Customer encountered the following challenges which inclined them to evaluate and leverage capabilities of High Availability (HA) Architecture
- Flydubai needed a decentralized system to make their jobs and transformations highly available, secure, reliable, scalable and cost effective.
- Flydubai was interested in an approach that over comes the fail overs of the server that held the jobs and transformations.
- Flydubai also had a critical requirement of hosting in multiple availability zones in order to ensure business continuity and high availability.
- Flydubai also had a fundamental requirement of a robust and reliable disaster recovery setup in case of any unprecedented circumstances due to encounters previously faced.
With the spontaneous growth of data, it has been complex task for business organizations like Flydubai to get a real value from big data.
Pentaho provides, the innovative Streamlined Data Refinery (SDR) which is a flexible, economical way to process and automate delivery of information to many users for many analytical purposes. It sets a new standard of data delivery by streamlining the process, empowering business users like Flydubai. The design pattern accommodates an on-demand process from user-initiated data requests, blending and refining the data, automatic analysis schema generation, and the ability to publish analytical data sets in any format.
Pentaho’s highly scalable data integration engine, managed through its intuitive end user interface, provides the glue between the various data sources and stores in this architecture. This process can be actioned on-demand using PDI:
- Blending & Orchestration: PDI absorbs data from any data source and then processes, cleanses and blends the data to drive insight.
- Automatic Modelling & Publishing: PDI, as part of the data orchestration process, creates an schema and publishes it to Analytics or database server for end user visualization.
- Governance: It can promptly validate data sources blended at the source, allowing for the right measure of control. Governed Data Delivery is the delivery of blended, trusted and timely data to power analytics, regardless of positions.
Most installations of Pentaho are single-server installations. This solution works well in small- and medium-sized organizations where users and developers are limited to a handful of people.
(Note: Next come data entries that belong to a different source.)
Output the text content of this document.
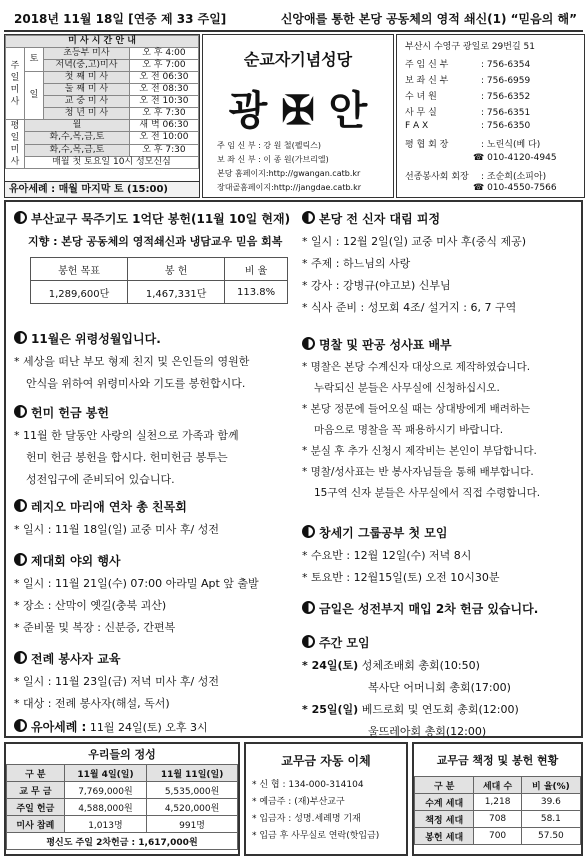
2018년 11월 18일 [연중 제 33 주일]	신앙애를 통한 본당 공동체의 영적 쇄신(1) “믿음의 해”
미 사 시 간 안 내			
주일미사	토	초등부 미사	오 후 4:00
		저녁(중,고)미사	오 후 7:00
	일	첫 째 미 사	오 전 06:30
		둘 째 미 사	오 전 08:30
		교 중 미 사	오 전 10:30
		청 년 미 사	오 후 7:30
평일미사	월		새 벽 06:30
	화,수,목,금,토		오 전 10:00
	화,수,목,금,토		오 후 7:30
	매월 첫 토요일 10시 성모신심		
유아세례 : 매월 마지막 토 (15:00)
순교자기념성당
광 ✠ 안
주 임 신 부 : 강 원 철(펠릭스)
보 좌 신 부 : 이 종 원(가브리엘)
본당 홈페이지:http://gwangan.catb.kr
장대골홈페이지:http://jangdae.catb.kr
부산시 수영구 광일로 29번길 51
주 임 신 부	: 756-6354
보 좌 신 부	: 756-6959
수 녀 원	: 756-6352
사 무 실	: 756-6351
F A X	: 756-6350
평 협 회 장	: 노린식(베 다)
☎ 010-4120-4945
선종봉사회 회장 : 조순희(소피아)
☎ 010-4550-7566
부산교구 묵주기도 1억단 봉헌(11월 10일 현재)
지향 : 본당 공동체의 영적쇄신과 냉담교우 믿음 회복
봉헌 목표	봉 헌	비 율
1,289,600단	1,467,331단	113.8%
11월은 위령성월입니다.
* 세상을 떠난 부모 형제 친지 및 은인들의 영원한
안식을 위하여 위령미사와 기도를 봉헌합시다.
헌미 헌금 봉헌
* 11월 한 달동안 사랑의 실천으로 가족과 함께
헌미 헌금 봉헌을 합시다. 헌미헌금 봉투는
성전입구에 준비되어 있습니다.
레지오 마리애 연차 총 친목회
* 일시 : 11월 18일(일) 교중 미사 후/ 성전
제대회 야외 행사
* 일시 : 11월 21일(수) 07:00 아라밀 Apt 앞 출발
* 장소 : 산막이 옛길(충북 괴산)
* 준비물 및 복장 : 신분증, 간편복
전례 봉사자 교육
* 일시 : 11월 23일(금) 저녁 미사 후/ 성전
* 대상 : 전례 봉사자(해설, 독서)
유아세례 : 11월 24일(토) 오후 3시
본당 전 신자 대림 피정
* 일시 : 12월 2일(일) 교중 미사 후(중식 제공)
* 주제 : 하느님의 사랑
* 강사 : 강병규(야고보) 신부님
* 식사 준비 : 성모회 4조/ 설거지 : 6, 7 구역
명찰 및 판공 성사표 배부
* 명찰은 본당 수계신자 대상으로 제작하였습니다.
누락되신 분들은 사무실에 신청하십시오.
* 본당 정문에 들어오실 때는 상대방에게 배려하는
마음으로 명찰을 꼭 패용하시기 바랍니다.
* 분실 후 추가 신청시 제작비는 본인이 부담합니다.
* 명찰/성사표는 반 봉사자님들을 통해 배부합니다.
15구역 신자 분들은 사무실에서 직접 수령합니다.
창세기 그룹공부 첫 모임
* 수요반 : 12월 12일(수) 저녁 8시
* 토요반 : 12월15일(토) 오전 10시30분
금일은 성전부지 매입 2차 헌금 있습니다.
주간 모임
* 24일(토) 성체조배회 총회(10:50)
복사단 어머니회 총회(17:00)
* 25일(일) 베드로회 및 연도회 총회(12:00)
울뜨레아회 총회(12:00)
우리들의 정성
구 분	11월 4일(일)	11월 11일(일)
교 무 금	7,769,000원	5,535,000원
주일 헌금	4,588,000원	4,520,000원
미사 참례	1,013명	991명
평신도 주일 2차헌금 : 1,617,000원		
교무금 자동 이체
* 신 협 : 134-000-314104
* 예금주 : (재)부산교구
* 입금자 : 성명.세례명 기재
* 입금 후 사무실로 연락(핫입금)
교무금 책정 및 봉헌 현황
구 분	세대 수	비 율(%)
수계 세대	1,218	39.6
책정 세대	708	58.1
봉헌 세대	700	57.50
However, in large scale deployments, a clustered High Availability (HA) solution is needed to address the increase in data processing and concurrent user connections.
Client requests and application loads are distributed across many servers in the same datacenter, or many datacenters, in either an active-active or active-passive mode. Requests and application load automatically fail over, when using routing policies, in case of failure of primary servers.
We have deployed active-passive mode of load balancing for Flydubai where, two servers are made to point to the common data base repository. One server is made up and is called active server and the other is down and called Passive server. When one server is in active mode the other will be in the passive mode. When the active server fails over the passive server turns out to be active without disturbing the scheduled jobs and transformations. High Availability process have been carried out with the help of http proxy Load balancing server.
Project starts with requirement gathering and platform setup. PDI Enterprise edition is deployed with High availability mode of Active passive approach. A Tomcat Proxy server acts as load balancer and a SQL SERVER as database repository. PDI machines is Whitelisted in source systems. The associated Jar files and plugins required for smooth running of PDI are added. ETL jobs and Transformations are migrated from existing setup into PDI HA machines. Scheduler is set up to run the jobs at specified intervals based on existing setup. Version control is configured to maintain the change management within the PDI repository. Post setting up of ETL Pipelines, the flow is verified, and the data is validated from customer’s end. The project can now be pushed for production release. Post training and KT, signoff marks the project completion.
HA deployment helps to understand how to achieve scalability, Application latency reduction, Application maintenance and disaster recovery in Pentaho environment. Also helps to Achieve data security.